M. Chevrette: Le comité consultatif, c'est ça, sur les élections. Oui, c'est possible avec la manière que... Par exemple, un entrepreneur dirait: Moi, j'appuie le camp du Non et j'autorise mes cadres à donner 3 000 $ chacun à un parti ou à un camp. Oui, c'est possible qu'il vous dise ça. Puis, quand vous dites: 1 000 $, c'est impossible, M. Grey, ça pourrait être 2 000 $ – pour votre information – à 3 000 $, je suis convaincu de ça.

M. Grey (Julius H.): Mais, M. Chevrette, vous savez très bien qu'une pratique courante de cette nature aurait l'effet tout à fait contraire, mènerait à la victoire de l'autre camp. Cette pratique est illégale pour toutes sortes d'autres raisons.
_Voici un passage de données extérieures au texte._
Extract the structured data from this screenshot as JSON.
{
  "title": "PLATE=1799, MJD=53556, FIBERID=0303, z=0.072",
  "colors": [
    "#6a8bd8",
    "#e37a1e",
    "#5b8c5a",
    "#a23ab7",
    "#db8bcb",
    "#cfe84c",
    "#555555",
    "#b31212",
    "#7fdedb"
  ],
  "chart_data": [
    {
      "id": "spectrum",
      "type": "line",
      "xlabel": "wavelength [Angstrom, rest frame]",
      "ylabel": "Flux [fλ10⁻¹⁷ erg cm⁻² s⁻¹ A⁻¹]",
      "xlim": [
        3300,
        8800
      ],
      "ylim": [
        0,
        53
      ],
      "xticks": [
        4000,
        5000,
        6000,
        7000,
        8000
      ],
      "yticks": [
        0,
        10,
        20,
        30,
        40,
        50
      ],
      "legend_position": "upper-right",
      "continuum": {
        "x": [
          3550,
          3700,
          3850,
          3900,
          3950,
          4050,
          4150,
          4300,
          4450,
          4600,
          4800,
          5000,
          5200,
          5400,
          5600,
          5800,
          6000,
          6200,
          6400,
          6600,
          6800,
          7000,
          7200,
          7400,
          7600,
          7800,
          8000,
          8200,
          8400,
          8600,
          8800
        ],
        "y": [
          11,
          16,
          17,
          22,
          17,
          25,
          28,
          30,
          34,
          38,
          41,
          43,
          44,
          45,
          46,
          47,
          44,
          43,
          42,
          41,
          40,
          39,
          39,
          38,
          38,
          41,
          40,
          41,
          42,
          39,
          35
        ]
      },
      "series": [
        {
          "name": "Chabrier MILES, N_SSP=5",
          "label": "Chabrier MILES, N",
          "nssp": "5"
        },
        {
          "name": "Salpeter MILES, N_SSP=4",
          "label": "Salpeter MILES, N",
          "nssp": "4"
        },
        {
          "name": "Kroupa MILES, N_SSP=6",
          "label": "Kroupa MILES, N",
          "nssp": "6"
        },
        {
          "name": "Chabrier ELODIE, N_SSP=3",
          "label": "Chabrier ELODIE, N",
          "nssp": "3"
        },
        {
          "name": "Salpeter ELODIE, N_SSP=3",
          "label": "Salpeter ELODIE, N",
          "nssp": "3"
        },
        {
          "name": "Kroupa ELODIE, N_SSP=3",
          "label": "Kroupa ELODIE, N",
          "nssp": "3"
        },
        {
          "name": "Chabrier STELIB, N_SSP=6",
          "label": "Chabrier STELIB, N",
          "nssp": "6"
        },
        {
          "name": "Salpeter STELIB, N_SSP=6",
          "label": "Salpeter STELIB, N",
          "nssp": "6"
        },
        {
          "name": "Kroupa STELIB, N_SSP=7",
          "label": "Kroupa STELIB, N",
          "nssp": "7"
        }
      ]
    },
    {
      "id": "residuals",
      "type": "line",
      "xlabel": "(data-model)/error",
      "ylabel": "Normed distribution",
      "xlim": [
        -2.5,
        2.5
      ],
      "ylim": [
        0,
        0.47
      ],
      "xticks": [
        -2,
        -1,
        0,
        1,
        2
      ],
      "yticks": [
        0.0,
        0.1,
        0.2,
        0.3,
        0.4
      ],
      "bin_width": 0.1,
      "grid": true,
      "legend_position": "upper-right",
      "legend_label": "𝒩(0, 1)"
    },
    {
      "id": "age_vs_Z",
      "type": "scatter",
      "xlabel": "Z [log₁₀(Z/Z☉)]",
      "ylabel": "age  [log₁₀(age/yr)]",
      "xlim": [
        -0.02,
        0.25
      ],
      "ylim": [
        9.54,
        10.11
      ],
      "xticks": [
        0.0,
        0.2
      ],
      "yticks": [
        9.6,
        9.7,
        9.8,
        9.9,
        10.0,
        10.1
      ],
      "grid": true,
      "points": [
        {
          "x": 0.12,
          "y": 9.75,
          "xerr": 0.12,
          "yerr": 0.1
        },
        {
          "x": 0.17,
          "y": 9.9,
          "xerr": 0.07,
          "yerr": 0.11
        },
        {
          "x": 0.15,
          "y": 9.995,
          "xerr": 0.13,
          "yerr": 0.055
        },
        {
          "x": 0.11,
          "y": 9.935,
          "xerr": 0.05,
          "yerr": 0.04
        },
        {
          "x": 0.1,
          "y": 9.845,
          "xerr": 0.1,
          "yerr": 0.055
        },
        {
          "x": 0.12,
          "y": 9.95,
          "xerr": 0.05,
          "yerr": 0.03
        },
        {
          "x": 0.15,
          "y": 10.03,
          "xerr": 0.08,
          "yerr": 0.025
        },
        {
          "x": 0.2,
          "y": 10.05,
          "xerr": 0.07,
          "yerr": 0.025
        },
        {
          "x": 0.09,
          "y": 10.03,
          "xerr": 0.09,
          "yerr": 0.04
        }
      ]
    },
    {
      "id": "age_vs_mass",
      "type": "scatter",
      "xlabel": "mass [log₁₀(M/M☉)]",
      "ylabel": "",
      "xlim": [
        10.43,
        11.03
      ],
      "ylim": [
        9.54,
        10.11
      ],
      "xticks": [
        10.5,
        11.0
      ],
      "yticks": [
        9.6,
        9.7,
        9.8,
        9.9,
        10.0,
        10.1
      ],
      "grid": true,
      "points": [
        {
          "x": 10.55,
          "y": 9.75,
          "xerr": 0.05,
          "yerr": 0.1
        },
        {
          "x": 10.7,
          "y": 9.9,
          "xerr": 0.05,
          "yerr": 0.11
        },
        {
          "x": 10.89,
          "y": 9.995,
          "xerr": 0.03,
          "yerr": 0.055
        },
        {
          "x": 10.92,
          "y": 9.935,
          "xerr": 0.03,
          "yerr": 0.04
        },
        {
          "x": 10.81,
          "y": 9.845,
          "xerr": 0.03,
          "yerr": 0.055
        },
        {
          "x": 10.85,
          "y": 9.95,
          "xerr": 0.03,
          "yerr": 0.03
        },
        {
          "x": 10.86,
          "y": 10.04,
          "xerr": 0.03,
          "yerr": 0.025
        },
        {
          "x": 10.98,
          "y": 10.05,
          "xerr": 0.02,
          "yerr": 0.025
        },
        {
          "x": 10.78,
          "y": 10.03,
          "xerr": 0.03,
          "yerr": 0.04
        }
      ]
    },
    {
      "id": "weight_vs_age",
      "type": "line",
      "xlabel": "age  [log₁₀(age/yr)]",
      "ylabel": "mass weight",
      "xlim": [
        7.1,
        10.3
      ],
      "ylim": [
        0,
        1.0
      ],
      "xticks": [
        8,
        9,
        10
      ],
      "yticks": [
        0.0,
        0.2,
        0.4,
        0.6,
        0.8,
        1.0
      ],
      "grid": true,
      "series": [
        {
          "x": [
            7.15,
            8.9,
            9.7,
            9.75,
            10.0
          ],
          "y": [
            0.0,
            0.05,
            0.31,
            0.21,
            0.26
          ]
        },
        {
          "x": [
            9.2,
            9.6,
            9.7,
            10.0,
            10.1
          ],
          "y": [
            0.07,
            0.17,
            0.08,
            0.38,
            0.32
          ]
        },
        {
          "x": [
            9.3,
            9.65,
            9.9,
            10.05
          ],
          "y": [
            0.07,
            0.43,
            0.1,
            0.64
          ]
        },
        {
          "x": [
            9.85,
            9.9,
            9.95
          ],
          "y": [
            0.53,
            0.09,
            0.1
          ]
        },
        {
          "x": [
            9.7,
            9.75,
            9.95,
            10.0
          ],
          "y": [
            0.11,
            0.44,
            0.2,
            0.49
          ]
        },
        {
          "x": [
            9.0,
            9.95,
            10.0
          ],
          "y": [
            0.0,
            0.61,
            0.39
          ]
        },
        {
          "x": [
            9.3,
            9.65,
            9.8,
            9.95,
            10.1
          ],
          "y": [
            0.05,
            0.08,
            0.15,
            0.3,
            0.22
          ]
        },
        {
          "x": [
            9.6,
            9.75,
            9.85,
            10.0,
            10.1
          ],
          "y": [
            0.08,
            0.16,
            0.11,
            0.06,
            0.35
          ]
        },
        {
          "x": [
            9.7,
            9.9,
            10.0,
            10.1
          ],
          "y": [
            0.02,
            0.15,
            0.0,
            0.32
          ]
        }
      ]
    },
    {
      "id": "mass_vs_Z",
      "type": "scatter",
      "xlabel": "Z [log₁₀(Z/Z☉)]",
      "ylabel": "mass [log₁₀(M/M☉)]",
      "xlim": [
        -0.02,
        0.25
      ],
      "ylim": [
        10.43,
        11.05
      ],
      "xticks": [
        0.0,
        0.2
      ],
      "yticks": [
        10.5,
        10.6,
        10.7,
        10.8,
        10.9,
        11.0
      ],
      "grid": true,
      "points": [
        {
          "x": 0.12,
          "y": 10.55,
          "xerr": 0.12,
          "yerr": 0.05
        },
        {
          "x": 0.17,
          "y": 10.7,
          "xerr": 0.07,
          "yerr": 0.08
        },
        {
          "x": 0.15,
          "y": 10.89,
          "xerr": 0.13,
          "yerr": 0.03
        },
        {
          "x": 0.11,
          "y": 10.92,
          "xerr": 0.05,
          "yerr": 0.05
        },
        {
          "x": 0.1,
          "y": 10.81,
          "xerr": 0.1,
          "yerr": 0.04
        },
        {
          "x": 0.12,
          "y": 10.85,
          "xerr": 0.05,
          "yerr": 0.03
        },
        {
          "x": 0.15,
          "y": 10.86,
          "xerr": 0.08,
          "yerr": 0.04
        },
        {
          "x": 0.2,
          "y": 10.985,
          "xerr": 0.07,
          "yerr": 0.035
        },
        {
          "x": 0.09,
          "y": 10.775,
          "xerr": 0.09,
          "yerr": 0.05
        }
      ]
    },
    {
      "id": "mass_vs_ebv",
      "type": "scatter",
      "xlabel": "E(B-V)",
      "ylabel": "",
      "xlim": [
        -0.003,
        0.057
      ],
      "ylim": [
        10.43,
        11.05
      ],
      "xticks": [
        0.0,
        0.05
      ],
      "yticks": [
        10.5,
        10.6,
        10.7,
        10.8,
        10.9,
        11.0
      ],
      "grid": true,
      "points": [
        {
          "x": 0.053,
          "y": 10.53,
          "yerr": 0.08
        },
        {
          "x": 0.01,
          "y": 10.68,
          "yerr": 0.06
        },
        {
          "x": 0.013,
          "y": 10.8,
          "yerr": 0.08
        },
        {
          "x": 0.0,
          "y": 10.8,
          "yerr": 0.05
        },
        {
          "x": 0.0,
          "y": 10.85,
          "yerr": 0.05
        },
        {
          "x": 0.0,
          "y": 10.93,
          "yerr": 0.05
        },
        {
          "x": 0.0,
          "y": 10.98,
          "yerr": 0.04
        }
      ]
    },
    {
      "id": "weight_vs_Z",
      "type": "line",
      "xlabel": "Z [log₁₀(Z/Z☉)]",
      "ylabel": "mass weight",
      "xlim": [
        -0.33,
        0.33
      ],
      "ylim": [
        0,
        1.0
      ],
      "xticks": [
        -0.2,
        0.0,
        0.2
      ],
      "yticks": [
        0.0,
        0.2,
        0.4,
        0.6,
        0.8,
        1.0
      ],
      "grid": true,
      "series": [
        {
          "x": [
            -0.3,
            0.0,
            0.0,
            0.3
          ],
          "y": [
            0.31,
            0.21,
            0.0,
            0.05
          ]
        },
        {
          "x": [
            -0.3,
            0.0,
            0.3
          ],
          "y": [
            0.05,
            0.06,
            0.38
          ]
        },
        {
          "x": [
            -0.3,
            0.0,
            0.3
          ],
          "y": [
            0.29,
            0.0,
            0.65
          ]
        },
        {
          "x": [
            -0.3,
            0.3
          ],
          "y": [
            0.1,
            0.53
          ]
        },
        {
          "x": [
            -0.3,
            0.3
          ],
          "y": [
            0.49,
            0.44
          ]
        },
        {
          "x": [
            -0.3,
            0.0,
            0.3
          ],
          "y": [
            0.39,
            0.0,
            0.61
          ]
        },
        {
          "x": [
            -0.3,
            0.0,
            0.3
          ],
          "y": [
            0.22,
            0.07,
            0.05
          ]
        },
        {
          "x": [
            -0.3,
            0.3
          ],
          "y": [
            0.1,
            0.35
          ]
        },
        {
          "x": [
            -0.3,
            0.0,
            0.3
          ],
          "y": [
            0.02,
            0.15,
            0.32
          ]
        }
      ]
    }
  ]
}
M. Chevrette: Bien oui, on le sait.

M. Grey (Julius H.): Ça serait, à ce moment-là, un revenu imposable, ils ne pourraient pas le donner. C'est chimérique. C'est une crainte que vous pouvez imaginer, comme moi je peux imaginer une crainte dans l'autre sens: le syndicat fait ça, ou une autre chose. Ce n'est pas réaliste. En réalité, si vous avez les 3 000 000 $ de chaque camp, les autres vont collecter des petits montants, et il n'y a aucune preuve qu'il va y avoir une vague.

Par contre, vous avez des problèmes sérieux avec les gouvernements à l'extérieur du Québec, avec les compagnies à l'extérieur du Québec, et là il faut se pencher sur la technologie et sur les autres choses, mais non pas sur les 3 000 $, ou 2 000 $, ou quel que soit le montant qu'un individu qui n'a aucune influence va utiliser pour se faire entendre.

M. Libman (Robert): Aussi, vous parlez des entreprises, évidemment, parce que, théoriquement, leur option diffère de la vôtre. Il y a les syndicats. On ne peut pas prévoir ce qui va arriver, et je pense que vous exagérez complètement la portée de ce problème.

Le Président (M. Landry, Bonaventure): Il nous reste quatre demandes d'intervention, soit M. le député de Laurier-Dorion, M. le député de L'Assomption, M. le député de D'Arcy-McGee et M. le député de Montmorency, alors je vous demanderais de partager le plus réalistement possible les temps d'intervention.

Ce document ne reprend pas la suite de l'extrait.